Meio ambiente

Fazendeiro é condenado por desmatar Mata Atlântica em MG

TJMG mantém decisão e fixa indenização de R$ 11,9 mil por dano ambiental em Nepomuceno
Fazendeiro condenado por desmatamento em MG: Mata Atlântica preservada e fachada do TJMG

O Tribunal de Justiça de Minas Gerais (TJMG) confirmou a condenação de um fazendeiro de Nepomuceno, no Sul de Minas, por desmatamento sem autorização em uma área de Mata Atlântica dentro de sua propriedade rural.

Além de recuperar integralmente a vegetação suprimida em até dois anos, o produtor terá que pagar R$ 11.919 por danos ambientais ao Fundo Especial do Ministério Público de Minas Gerais (Funemp).

A 3ª Câmara Cível decidiu por unanimidade manter a sentença de primeira instância, após a Polícia Militar de Meio Ambiente flagrar a retirada irregular de vegetação nativa em maio de 2021.

Como a fiscalização identificou o desmatamento

A ação civil pública foi movida pelo Ministério Público de Minas Gerais (MPMG) depois que a Polícia Militar de Meio Ambiente identificou a retirada irregular de vegetação na propriedade rural.

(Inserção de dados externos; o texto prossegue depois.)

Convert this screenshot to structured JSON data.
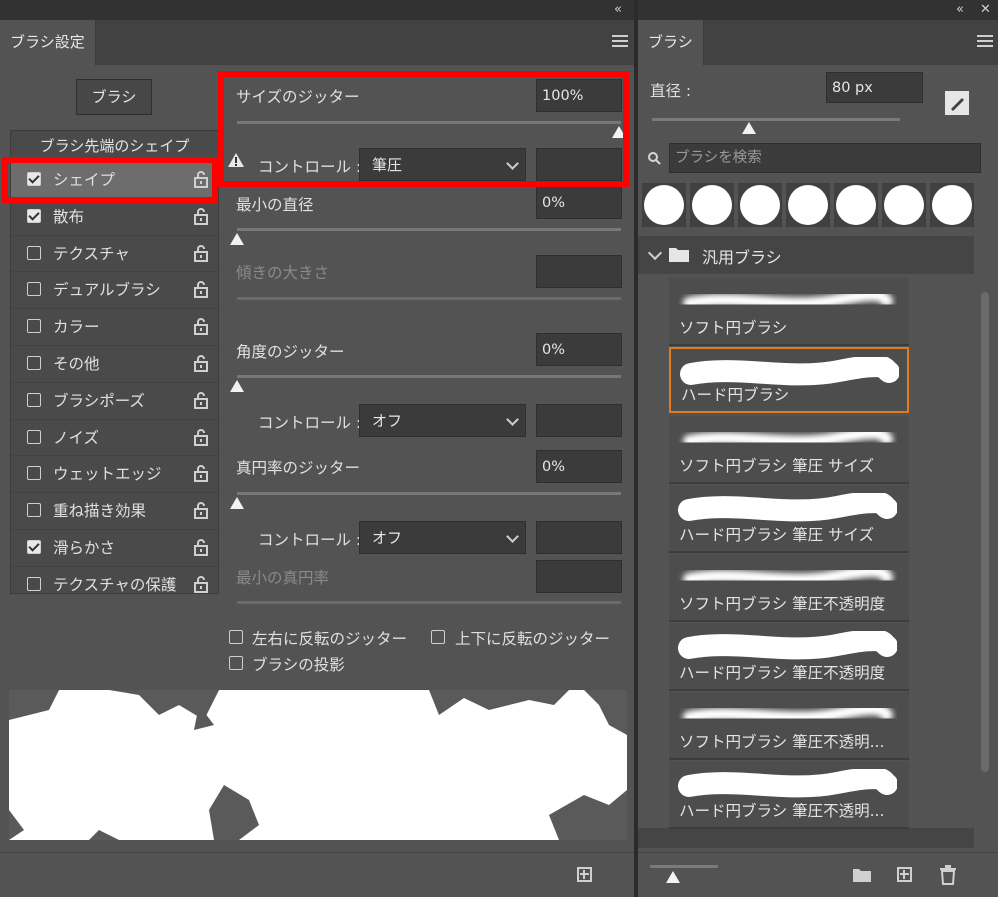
{
  "left_panel": {
    "tab_title": "ブラシ設定",
    "brush_button": "ブラシ",
    "list_header": "ブラシ先端のシェイプ",
    "items": [
      {
        "label": "シェイプ",
        "checked": true,
        "selected": true
      },
      {
        "label": "散布",
        "checked": true,
        "selected": false
      },
      {
        "label": "テクスチャ",
        "checked": false,
        "selected": false
      },
      {
        "label": "デュアルブラシ",
        "checked": false,
        "selected": false
      },
      {
        "label": "カラー",
        "checked": false,
        "selected": false
      },
      {
        "label": "その他",
        "checked": false,
        "selected": false
      },
      {
        "label": "ブラシポーズ",
        "checked": false,
        "selected": false
      },
      {
        "label": "ノイズ",
        "checked": false,
        "selected": false
      },
      {
        "label": "ウェットエッジ",
        "checked": false,
        "selected": false
      },
      {
        "label": "重ね描き効果",
        "checked": false,
        "selected": false
      },
      {
        "label": "滑らかさ",
        "checked": true,
        "selected": false
      },
      {
        "label": "テクスチャの保護",
        "checked": false,
        "selected": false
      }
    ],
    "size_jitter": {
      "label": "サイズのジッター",
      "value": "100%"
    },
    "control_label": "コントロール :",
    "control1_value": "筆圧",
    "min_diameter": {
      "label": "最小の直径",
      "value": "0%"
    },
    "tilt_scale": {
      "label": "傾きの大きさ"
    },
    "angle_jitter": {
      "label": "角度のジッター",
      "value": "0%"
    },
    "control2_value": "オフ",
    "roundness_jitter": {
      "label": "真円率のジッター",
      "value": "0%"
    },
    "control3_value": "オフ",
    "min_roundness": {
      "label": "最小の真円率"
    },
    "flip_x": "左右に反転のジッター",
    "flip_y": "上下に反転のジッター",
    "projection": "ブラシの投影",
    "icons": {
      "collapse": "double-chevron-left-icon",
      "menu": "hamburger-menu-icon",
      "warning": "warning-icon",
      "lock": "lock-icon",
      "new": "new-preset-icon"
    }
  },
  "right_panel": {
    "tab_title": "ブラシ",
    "size_label": "直径 :",
    "size_value": "80 px",
    "search_placeholder": "ブラシを検索",
    "group_name": "汎用ブラシ",
    "brushes": [
      {
        "name": "ソフト円ブラシ",
        "soft": true
      },
      {
        "name": "ハード円ブラシ",
        "soft": false,
        "selected": true
      },
      {
        "name": "ソフト円ブラシ 筆圧 サイズ",
        "soft": true
      },
      {
        "name": "ハード円ブラシ 筆圧 サイズ",
        "soft": false
      },
      {
        "name": "ソフト円ブラシ 筆圧不透明度",
        "soft": true
      },
      {
        "name": "ハード円ブラシ 筆圧不透明度",
        "soft": false
      },
      {
        "name": "ソフト円ブラシ 筆圧不透明...",
        "soft": true
      },
      {
        "name": "ハード円ブラシ 筆圧不透明...",
        "soft": false
      }
    ],
    "colors": {
      "accent_selection": "#e07b22",
      "highlight": "#ff0000"
    }
  }
}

Um laudo técnico apontou que 8.438 metros quadrados de vegetação nativa foram suprimidos com o uso de máquinas pesadas.

Em primeira instância, o fazendeiro já havia sido condenado a recuperar a área degradada e indenizar os danos causados ao meio ambiente. Ele recorreu da sentença alegando que não havia provas de que fosse o responsável pelo desmatamento.

Imagens de satélite reforçaram a condenação

Durante o julgamento do recurso, o MPMG apresentou imagens de satélite que mostraram que a supressão da vegetação ocorreu após 2017, período em que o réu já era proprietário da fazenda. O órgão argumentou que a legislação prevê tanto a recuperação integral da área quanto o pagamento de compensação financeira pelos danos considerados irreversíveis.

Ao votar pela manutenção da sentença, o relator do caso, desembargador Alberto Diniz, destacou que o Código Florestal (Lei nº 12.651/2012) proíbe a retirada de vegetação sem autorização prévia dos órgãos ambientais e que as provas técnicas comprovaram a intervenção irregular na Área de Preservação Permanente (APP).

Os desembargadores Pedro Aleixo e Maurício Soares acompanharam integralmente o voto do relator, e a condenação foi mantida por unanimidade pela 3ª Câmara Cível do TJMG.

Pela decisão, o fazendeiro tem até dois anos para concluir a recuperação da APP. Caso o prazo não seja cumprido, incidirá multa diária de R$ 500, limitada ao teto de R$ 100 mil. O valor da indenização será destinado ao Funemp, fundo usado para financiar ações de proteção ambiental em Minas Gerais.

Casos como esse têm se repetido no Judiciário brasileiro. No Rio de Janeiro, a Justiça Federal também determinou a recuperação de área degradada e indenização por danos ambientais após um condomínio de luxo invadir uma reserva biológica para construir uma área de lazer.